Conclusions

Summarizing

The aim of this project was to identify and annotate the selenoproteins, their homologs and the machinery required for their synthesis encoded in Chelonoidis abingdonii’s genome. A total of 37 proteins from Homo sapiens, 1 from G. gallus (Selpb) and 5 from A. carolinensis (SBP2, SelP, SECp43, SelR2 and PSTK, which have also been studied from human proteins) have been compared with an homology-based approach with the genome of Chelonoidis abingdonii using bioinformatic programs.

From a total of 43 proteins, the following characterization has been obtained:

  • Selenoproteins*: DI1, DI2, DI3, GPx1, GPx2, GPx3, GPx4, Sel15, SelH, SelI, SelK, SelM, SelS, SelN, SelP, SelR1/MsrB1, SelT, SPS2, SelW1, TR1, TR2, TR3 and SPS2.
  • Cysteine-containing homologous: GPx7, GPx8, MsrA, SelR2/MsrB2, SelR3/MsrB2, SelU1, SelU2, SelU3, SelW2 and SBP2.
  • Other amino acid-containing homologous: SPS1.
  • Selenoprotein machinery**: eEFSec, SBP2, SPS1, SPS2, PSTK, SECp43 and SecS.
  • Non-predicted selenoproteins: Selpb and SelO.
  • Proteins that are not present in Chelonoidis abingdonii: SelV, GPx5 and GPx6.

*Note that for some predicted selenoproteins we have not been able to find the selenocysteine residue due to annotation or scaffold prediction mistakes.

**Some of the selenoprotein machinery proteins are also classified as selenoproteins or Cys-containing homologs.

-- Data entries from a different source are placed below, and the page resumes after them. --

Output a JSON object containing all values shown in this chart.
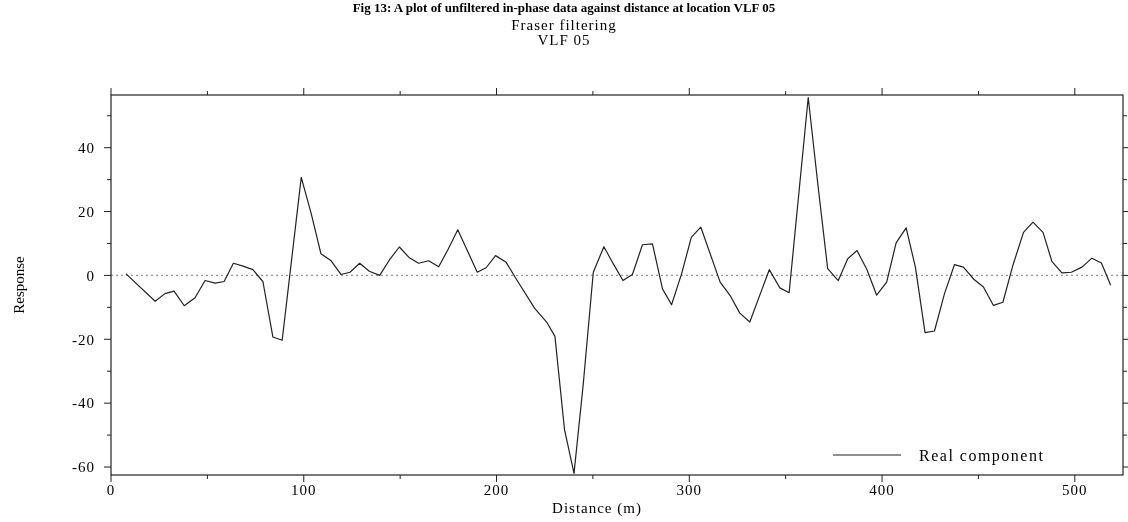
{
  "chart_data": {
    "type": "line",
    "title": "Fraser filtering",
    "subtitle": "VLF 05",
    "annotations": [
      "Fig 13: A plot of unfiltered in-phase data against distance at location VLF 05"
    ],
    "xlabel": "Distance (m)",
    "ylabel": "Response",
    "xlim": [
      0,
      525
    ],
    "xticks": [
      0,
      {
        "value": 50,
        "label": null
      },
      100,
      {
        "value": 150,
        "label": null
      },
      200,
      {
        "value": 250,
        "label": null
      },
      300,
      {
        "value": 350,
        "label": null
      },
      400,
      {
        "value": 450,
        "label": null
      },
      500
    ],
    "ylim": [
      -62.5,
      56.5
    ],
    "yticks": [
      {
        "value": -60,
        "label": "-60"
      },
      {
        "value": -50,
        "label": null
      },
      {
        "value": -40,
        "label": "-40"
      },
      {
        "value": -30,
        "label": null
      },
      {
        "value": -20,
        "label": "-20"
      },
      {
        "value": -10,
        "label": null
      },
      0,
      {
        "value": 10,
        "label": null
      },
      20,
      {
        "value": 30,
        "label": null
      },
      40,
      {
        "value": 50,
        "label": null
      }
    ],
    "legend": "bottom right",
    "marker": "none",
    "line_style": "solid",
    "ref_lines": [
      {
        "axis": "y",
        "value": 0,
        "color": "#999999",
        "line_style": "dotted"
      }
    ],
    "series": [
      {
        "name": "Real component",
        "color": "#222222",
        "x": [
          7.8,
          22.9,
          28,
          32.7,
          38,
          43.6,
          48.8,
          54,
          58.7,
          63.5,
          68.5,
          73.6,
          78.8,
          84,
          88.8,
          98.7,
          103.9,
          108.9,
          114,
          119.3,
          124,
          129,
          134,
          139.4,
          144.6,
          149.6,
          154.8,
          159.6,
          164.8,
          170,
          174.9,
          179.9,
          190,
          194.6,
          199.5,
          205,
          210.7,
          219.9,
          226,
          230.3,
          235.3,
          240.2,
          245,
          250.2,
          255.7,
          260.6,
          265.6,
          270.5,
          275.7,
          280.9,
          286.1,
          290.8,
          296,
          301.1,
          306,
          316,
          321.2,
          326.2,
          331.4,
          341.5,
          347,
          351.8,
          361.7,
          366.8,
          371.8,
          377.3,
          382.2,
          387,
          392.2,
          397.2,
          402.4,
          407.3,
          412.5,
          417.3,
          422.3,
          427.2,
          432.4,
          437.6,
          442.2,
          447.6,
          452.6,
          457.8,
          462.7,
          467.9,
          473.4,
          478.3,
          483.5,
          488.1,
          493.3,
          498.2,
          503.7,
          508.9,
          513.8,
          518.6
        ],
        "values": [
          0.5,
          -8.1,
          -5.7,
          -4.9,
          -9.5,
          -7.0,
          -1.6,
          -2.4,
          -1.9,
          3.8,
          2.9,
          1.8,
          -1.9,
          -19.3,
          -20.3,
          30.7,
          19.3,
          6.8,
          4.7,
          0.3,
          1.0,
          3.8,
          1.3,
          0,
          5.0,
          8.9,
          5.5,
          3.8,
          4.6,
          2.7,
          8.2,
          14.3,
          1.0,
          2.4,
          6.2,
          4.1,
          -1.6,
          -10.4,
          -14.6,
          -19.1,
          -48.4,
          -62,
          -34,
          1.0,
          9.0,
          3.6,
          -1.6,
          0.3,
          9.6,
          9.9,
          -4.2,
          -9.2,
          0.5,
          12,
          15.1,
          -2.1,
          -6.3,
          -11.8,
          -14.6,
          1.8,
          -3.9,
          -5.4,
          55.7,
          28,
          2.1,
          -1.6,
          5.2,
          7.8,
          1.8,
          -6.2,
          -2.1,
          10.2,
          14.9,
          2.6,
          -17.9,
          -17.4,
          -5.7,
          3.4,
          2.6,
          -1.2,
          -3.6,
          -9.4,
          -8.4,
          3.2,
          13.5,
          16.7,
          13.5,
          4.4,
          0.8,
          1.0,
          2.6,
          5.4,
          3.9,
          -3.1
        ]
      }
    ]
  }
}
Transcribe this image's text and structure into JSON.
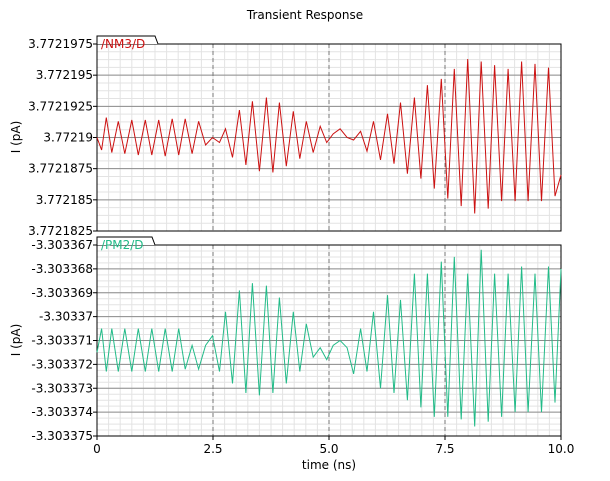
{
  "chart_data": [
    {
      "type": "line",
      "title": "Transient Response",
      "ylabel": "I (pA)",
      "xlim": [
        0,
        10
      ],
      "ylim": [
        3.7721825,
        3.7721975
      ],
      "y_ticks": [
        "3.7721975",
        "3.772195",
        "3.7721925",
        "3.77219",
        "3.7721875",
        "3.772185",
        "3.7721825"
      ],
      "y_tick_values": [
        3.7721975,
        3.772195,
        3.7721925,
        3.77219,
        3.7721875,
        3.772185,
        3.7721825
      ],
      "grid": true,
      "legend": "top-left",
      "series": [
        {
          "name": "/NM3/D",
          "color": "#cc1111",
          "x": [
            0.0,
            0.1,
            0.2,
            0.32,
            0.46,
            0.6,
            0.75,
            0.89,
            1.04,
            1.18,
            1.33,
            1.47,
            1.62,
            1.76,
            1.9,
            2.05,
            2.19,
            2.34,
            2.49,
            2.64,
            2.77,
            2.92,
            3.07,
            3.21,
            3.35,
            3.5,
            3.65,
            3.79,
            3.93,
            4.08,
            4.23,
            4.37,
            4.51,
            4.66,
            4.81,
            4.95,
            5.09,
            5.24,
            5.39,
            5.53,
            5.68,
            5.82,
            5.96,
            6.11,
            6.26,
            6.4,
            6.54,
            6.69,
            6.84,
            6.98,
            7.12,
            7.27,
            7.42,
            7.56,
            7.7,
            7.85,
            7.99,
            8.14,
            8.28,
            8.43,
            8.57,
            8.72,
            8.86,
            9.01,
            9.15,
            9.29,
            9.44,
            9.58,
            9.73,
            9.87,
            10.0
          ],
          "y": [
            3.77219,
            3.772189,
            3.7721916,
            3.7721888,
            3.7721913,
            3.7721887,
            3.7721914,
            3.7721886,
            3.7721914,
            3.7721886,
            3.7721914,
            3.7721885,
            3.7721915,
            3.7721886,
            3.7721915,
            3.7721887,
            3.7721913,
            3.7721894,
            3.77219,
            3.7721896,
            3.7721907,
            3.7721884,
            3.7721922,
            3.7721878,
            3.7721929,
            3.7721873,
            3.7721932,
            3.7721872,
            3.7721928,
            3.7721877,
            3.7721921,
            3.7721883,
            3.7721913,
            3.7721888,
            3.7721909,
            3.7721896,
            3.7721903,
            3.7721907,
            3.77219,
            3.7721898,
            3.7721905,
            3.7721889,
            3.7721913,
            3.7721882,
            3.7721919,
            3.7721879,
            3.7721928,
            3.7721871,
            3.7721932,
            3.7721867,
            3.7721942,
            3.7721859,
            3.7721947,
            3.7721851,
            3.7721955,
            3.7721845,
            3.7721963,
            3.7721839,
            3.7721961,
            3.7721843,
            3.7721958,
            3.7721849,
            3.7721955,
            3.7721849,
            3.7721961,
            3.7721849,
            3.7721959,
            3.7721849,
            3.7721956,
            3.7721853,
            3.772187
          ]
        }
      ]
    },
    {
      "type": "line",
      "xlabel": "time (ns)",
      "ylabel": "I (pA)",
      "xlim": [
        0,
        10
      ],
      "ylim": [
        -3.303375,
        -3.303367
      ],
      "x_ticks": [
        "0",
        "2.5",
        "5.0",
        "7.5",
        "10.0"
      ],
      "x_tick_values": [
        0,
        2.5,
        5.0,
        7.5,
        10.0
      ],
      "y_ticks": [
        "-3.303367",
        "-3.303368",
        "-3.303369",
        "-3.30337",
        "-3.303371",
        "-3.303372",
        "-3.303373",
        "-3.303374",
        "-3.303375"
      ],
      "y_tick_values": [
        -3.303367,
        -3.303368,
        -3.303369,
        -3.30337,
        -3.303371,
        -3.303372,
        -3.303373,
        -3.303374,
        -3.303375
      ],
      "grid": true,
      "legend": "top-left",
      "series": [
        {
          "name": "/PM2/D",
          "color": "#22bb88",
          "x": [
            0.0,
            0.1,
            0.2,
            0.32,
            0.46,
            0.6,
            0.75,
            0.89,
            1.04,
            1.18,
            1.33,
            1.47,
            1.62,
            1.76,
            1.9,
            2.05,
            2.19,
            2.34,
            2.49,
            2.64,
            2.77,
            2.92,
            3.07,
            3.21,
            3.35,
            3.5,
            3.65,
            3.79,
            3.93,
            4.08,
            4.23,
            4.37,
            4.51,
            4.66,
            4.81,
            4.95,
            5.09,
            5.24,
            5.39,
            5.53,
            5.68,
            5.82,
            5.96,
            6.11,
            6.26,
            6.4,
            6.54,
            6.69,
            6.84,
            6.98,
            7.12,
            7.27,
            7.42,
            7.56,
            7.7,
            7.85,
            7.99,
            8.14,
            8.28,
            8.43,
            8.57,
            8.72,
            8.86,
            9.01,
            9.15,
            9.29,
            9.44,
            9.58,
            9.73,
            9.87,
            10.0
          ],
          "y": [
            -3.3033715,
            -3.3033705,
            -3.3033723,
            -3.3033705,
            -3.3033723,
            -3.3033705,
            -3.3033723,
            -3.3033705,
            -3.3033723,
            -3.3033705,
            -3.3033723,
            -3.3033705,
            -3.3033723,
            -3.3033705,
            -3.3033722,
            -3.3033712,
            -3.3033722,
            -3.3033712,
            -3.3033708,
            -3.3033723,
            -3.3033698,
            -3.3033728,
            -3.3033689,
            -3.3033732,
            -3.3033686,
            -3.3033733,
            -3.3033687,
            -3.3033732,
            -3.3033692,
            -3.3033728,
            -3.3033698,
            -3.3033723,
            -3.3033703,
            -3.3033717,
            -3.3033713,
            -3.3033718,
            -3.3033712,
            -3.303371,
            -3.3033713,
            -3.3033724,
            -3.3033705,
            -3.3033723,
            -3.3033698,
            -3.303373,
            -3.3033691,
            -3.3033732,
            -3.3033693,
            -3.3033735,
            -3.3033682,
            -3.3033738,
            -3.3033682,
            -3.3033742,
            -3.3033677,
            -3.3033742,
            -3.3033675,
            -3.3033743,
            -3.3033682,
            -3.3033746,
            -3.3033672,
            -3.3033744,
            -3.3033682,
            -3.3033742,
            -3.3033682,
            -3.303374,
            -3.3033679,
            -3.303374,
            -3.3033682,
            -3.303374,
            -3.3033679,
            -3.3033736,
            -3.303368
          ]
        }
      ]
    }
  ]
}
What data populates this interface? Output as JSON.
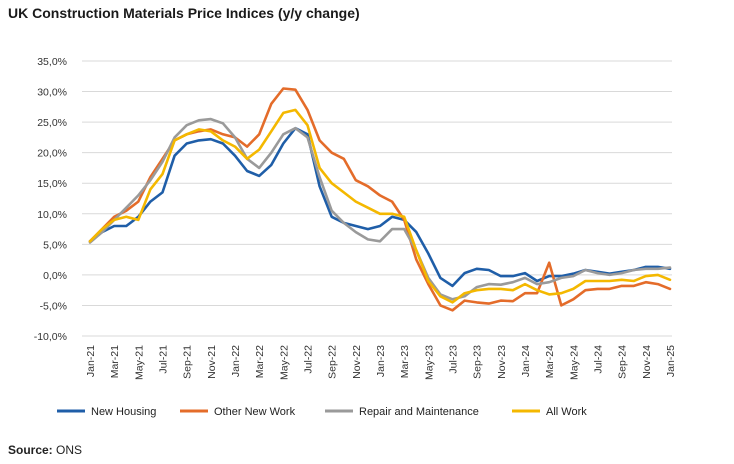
{
  "title": "UK Construction Materials Price Indices (y/y change)",
  "source": {
    "label": "Source:",
    "value": "ONS"
  },
  "chart_data": {
    "type": "line",
    "title": "UK Construction Materials Price Indices (y/y change)",
    "xlabel": "",
    "ylabel": "",
    "ylim": [
      -10,
      35
    ],
    "y_ticks": [
      "35,0%",
      "30,0%",
      "25,0%",
      "20,0%",
      "15,0%",
      "10,0%",
      "5,0%",
      "0,0%",
      "-5,0%",
      "-10,0%"
    ],
    "y_tick_values": [
      35,
      30,
      25,
      20,
      15,
      10,
      5,
      0,
      -5,
      -10
    ],
    "grid": "horizontal",
    "legend_position": "bottom",
    "x_tick_labels": [
      "Jan-21",
      "Mar-21",
      "May-21",
      "Jul-21",
      "Sep-21",
      "Nov-21",
      "Jan-22",
      "Mar-22",
      "May-22",
      "Jul-22",
      "Sep-22",
      "Nov-22",
      "Jan-23",
      "Mar-23",
      "May-23",
      "Jul-23",
      "Sep-23",
      "Nov-23",
      "Jan-24",
      "Mar-24",
      "May-24",
      "Jul-24",
      "Sep-24",
      "Nov-24",
      "Jan-25"
    ],
    "x": [
      "Jan-21",
      "Feb-21",
      "Mar-21",
      "Apr-21",
      "May-21",
      "Jun-21",
      "Jul-21",
      "Aug-21",
      "Sep-21",
      "Oct-21",
      "Nov-21",
      "Dec-21",
      "Jan-22",
      "Feb-22",
      "Mar-22",
      "Apr-22",
      "May-22",
      "Jun-22",
      "Jul-22",
      "Aug-22",
      "Sep-22",
      "Oct-22",
      "Nov-22",
      "Dec-22",
      "Jan-23",
      "Feb-23",
      "Mar-23",
      "Apr-23",
      "May-23",
      "Jun-23",
      "Jul-23",
      "Aug-23",
      "Sep-23",
      "Oct-23",
      "Nov-23",
      "Dec-23",
      "Jan-24",
      "Feb-24",
      "Mar-24",
      "Apr-24",
      "May-24",
      "Jun-24",
      "Jul-24",
      "Aug-24",
      "Sep-24",
      "Oct-24",
      "Nov-24",
      "Dec-24",
      "Jan-25"
    ],
    "series": [
      {
        "name": "New Housing",
        "color": "#1f5ea8",
        "values": [
          5.5,
          7.0,
          8.0,
          8.0,
          9.5,
          12.0,
          13.5,
          19.5,
          21.5,
          22.0,
          22.2,
          21.5,
          19.5,
          17.0,
          16.2,
          18.0,
          21.5,
          24.0,
          23.0,
          14.5,
          9.5,
          8.5,
          8.0,
          7.5,
          8.0,
          9.5,
          9.0,
          7.0,
          3.5,
          -0.5,
          -1.8,
          0.3,
          1.0,
          0.8,
          -0.2,
          -0.2,
          0.3,
          -1.0,
          -0.2,
          -0.2,
          0.2,
          0.8,
          0.5,
          0.2,
          0.5,
          0.8,
          1.3,
          1.3,
          1.0
        ]
      },
      {
        "name": "Other New Work",
        "color": "#e46c2a",
        "values": [
          5.5,
          7.5,
          9.5,
          10.5,
          12.0,
          16.0,
          19.0,
          22.0,
          23.0,
          23.5,
          23.8,
          23.0,
          22.5,
          21.0,
          23.0,
          28.0,
          30.5,
          30.3,
          27.0,
          22.0,
          20.0,
          19.0,
          15.5,
          14.5,
          13.0,
          12.0,
          9.0,
          2.5,
          -1.5,
          -5.0,
          -5.8,
          -4.2,
          -4.5,
          -4.7,
          -4.2,
          -4.3,
          -3.0,
          -3.0,
          2.0,
          -5.0,
          -4.0,
          -2.5,
          -2.3,
          -2.3,
          -1.8,
          -1.8,
          -1.2,
          -1.5,
          -2.3
        ]
      },
      {
        "name": "Repair and Maintenance",
        "color": "#9a9a9a",
        "values": [
          5.3,
          7.0,
          9.0,
          11.0,
          13.0,
          15.5,
          18.5,
          22.5,
          24.5,
          25.3,
          25.5,
          24.8,
          22.5,
          19.0,
          17.5,
          20.0,
          23.0,
          24.0,
          22.5,
          16.0,
          10.5,
          8.5,
          7.0,
          5.8,
          5.5,
          7.5,
          7.5,
          4.0,
          -0.5,
          -3.2,
          -4.0,
          -3.5,
          -2.0,
          -1.5,
          -1.6,
          -1.2,
          -0.5,
          -1.5,
          -1.2,
          -0.5,
          -0.2,
          0.8,
          0.3,
          0.0,
          0.3,
          0.8,
          1.0,
          1.0,
          1.2
        ]
      },
      {
        "name": "All Work",
        "color": "#f4b800",
        "values": [
          5.5,
          7.5,
          9.0,
          9.5,
          9.0,
          14.0,
          16.5,
          22.0,
          23.0,
          23.8,
          23.5,
          22.0,
          21.0,
          19.0,
          20.5,
          23.5,
          26.5,
          27.0,
          24.5,
          17.5,
          15.0,
          13.5,
          12.0,
          11.0,
          10.0,
          10.0,
          9.5,
          4.0,
          -1.0,
          -3.5,
          -4.5,
          -3.0,
          -2.5,
          -2.3,
          -2.3,
          -2.5,
          -1.5,
          -2.5,
          -3.2,
          -3.0,
          -2.3,
          -1.0,
          -1.0,
          -1.0,
          -0.8,
          -1.0,
          -0.2,
          0.0,
          -0.8
        ]
      }
    ]
  }
}
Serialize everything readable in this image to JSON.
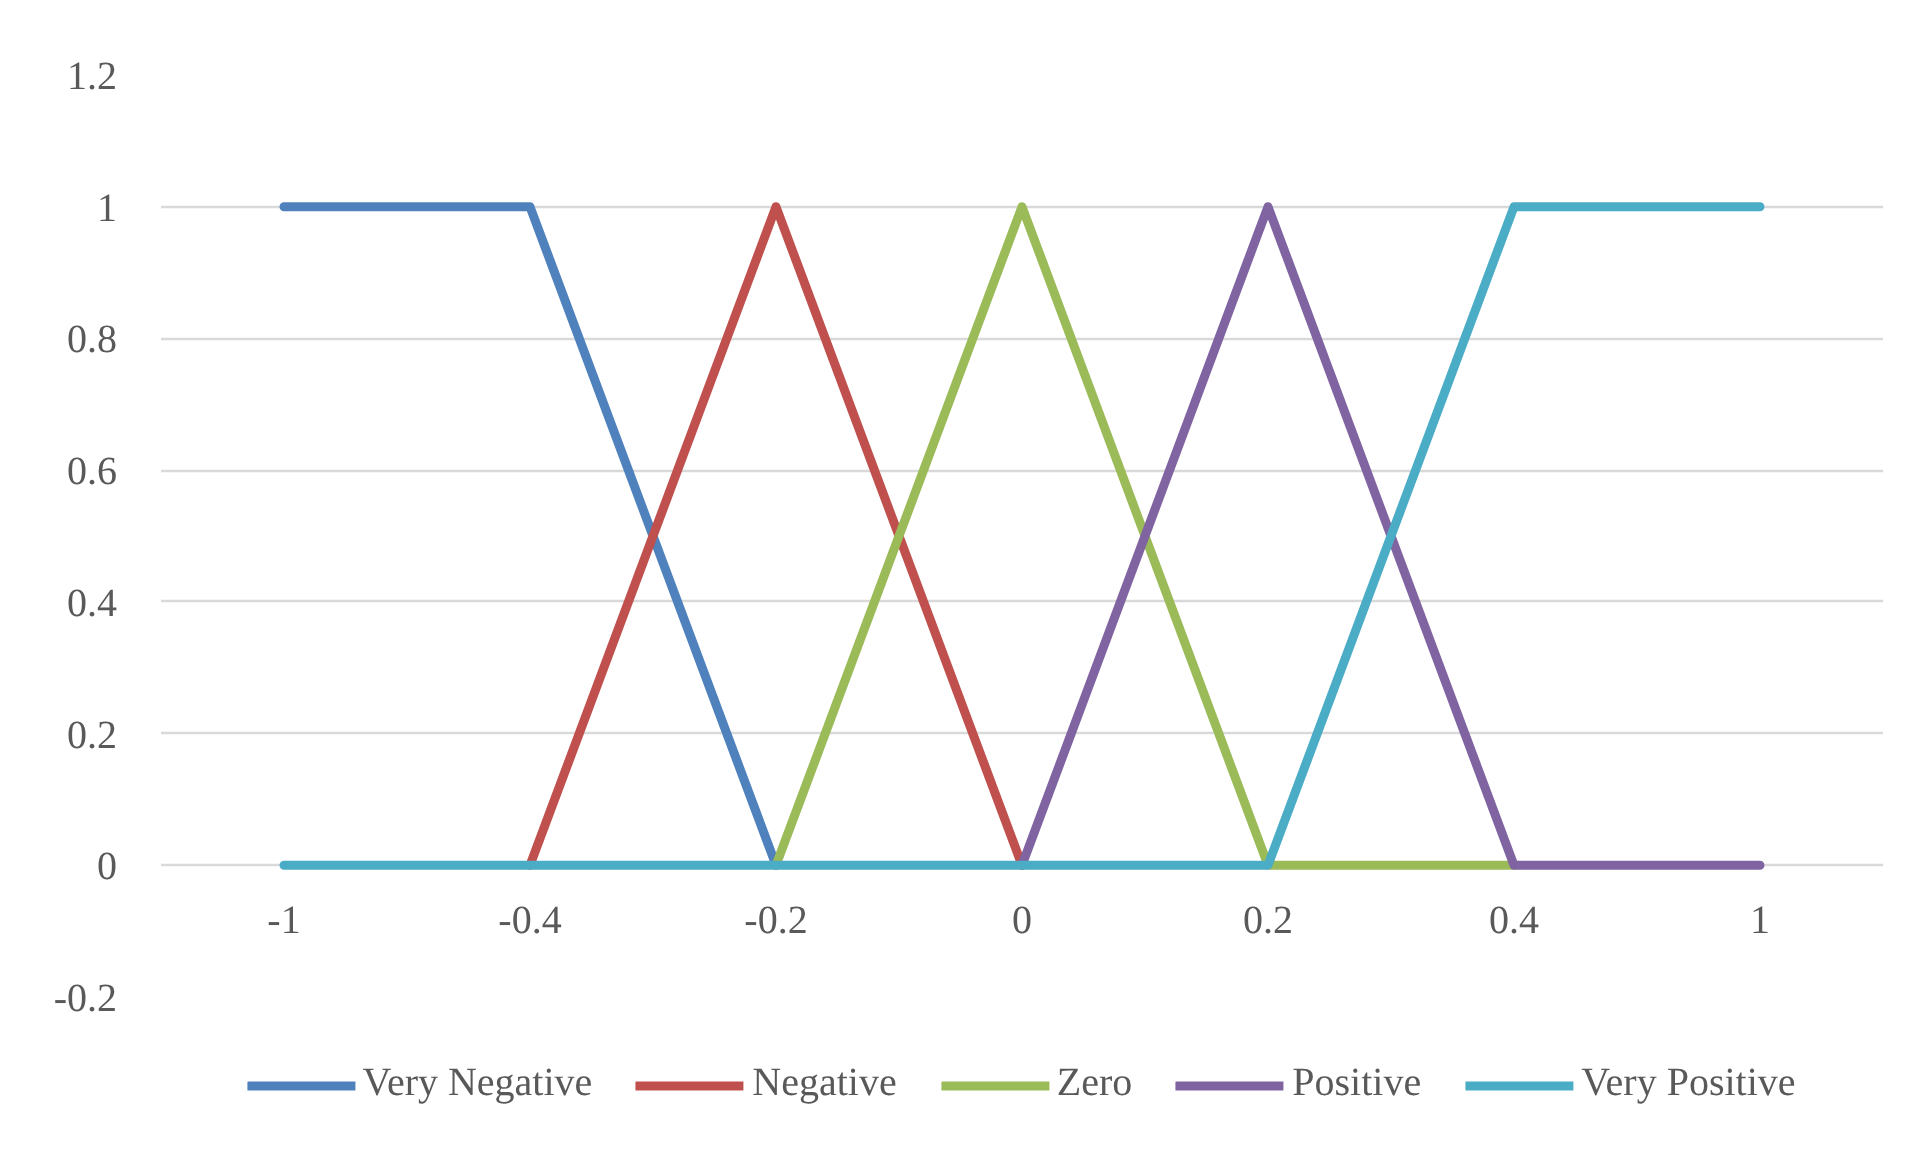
{
  "chart_data": {
    "type": "line",
    "categories": [
      "-1",
      "-0.4",
      "-0.2",
      "0",
      "0.2",
      "0.4",
      "1"
    ],
    "series": [
      {
        "name": "Very Negative",
        "color": "#4f81bd",
        "values": [
          1,
          1,
          0,
          null,
          null,
          null,
          null
        ]
      },
      {
        "name": "Negative",
        "color": "#c0504d",
        "values": [
          null,
          0,
          1,
          0,
          null,
          null,
          null
        ]
      },
      {
        "name": "Zero",
        "color": "#9bbb59",
        "values": [
          null,
          null,
          0,
          1,
          0,
          0,
          null
        ]
      },
      {
        "name": "Positive",
        "color": "#8064a2",
        "values": [
          null,
          null,
          null,
          0,
          1,
          0,
          0
        ]
      },
      {
        "name": "Very Positive",
        "color": "#4bacc6",
        "values": [
          0,
          0,
          0,
          0,
          0,
          1,
          1
        ]
      }
    ],
    "ylim": [
      -0.2,
      1.2
    ],
    "yticks": [
      -0.2,
      0,
      0.2,
      0.4,
      0.6,
      0.8,
      1,
      1.2
    ],
    "grid": "y",
    "legend": "bottom"
  }
}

From the obtained results we conclude that 40 out of 43 studied proteins have an homologous in Chelonoidis abingdonii, and we were able to predict 38 out of the 40 proteins that were supposed to exist evolutively.

Further research is needed in order to correctly annotate the proteins whose prediction did not start with a Met (DI1, GPx1/4/7, eEFSec, SECp43, MsrA, Sel15, SelM, SelS, SelU2, SelW1, SelW2, SPS2, TR1, TR2, TR3, SBP2, SelP, SelN, SelO, SelR2, SelR3, SelU2) or that had some gaps. For most predicted selenoproteins we could identify a valid SECIS element and find a Sec residue (except for SelK, SelO, SelW1 and SPS2). However, several times Seblastian software was not able to find them. We think that this corresponds to a false negative.

On the whole, we consider that a relatively high number of proteins have been characterised in Chelonoidis abingdonii and we believe our findings represent a subtle contribution to the current knowledge of selenoproteins.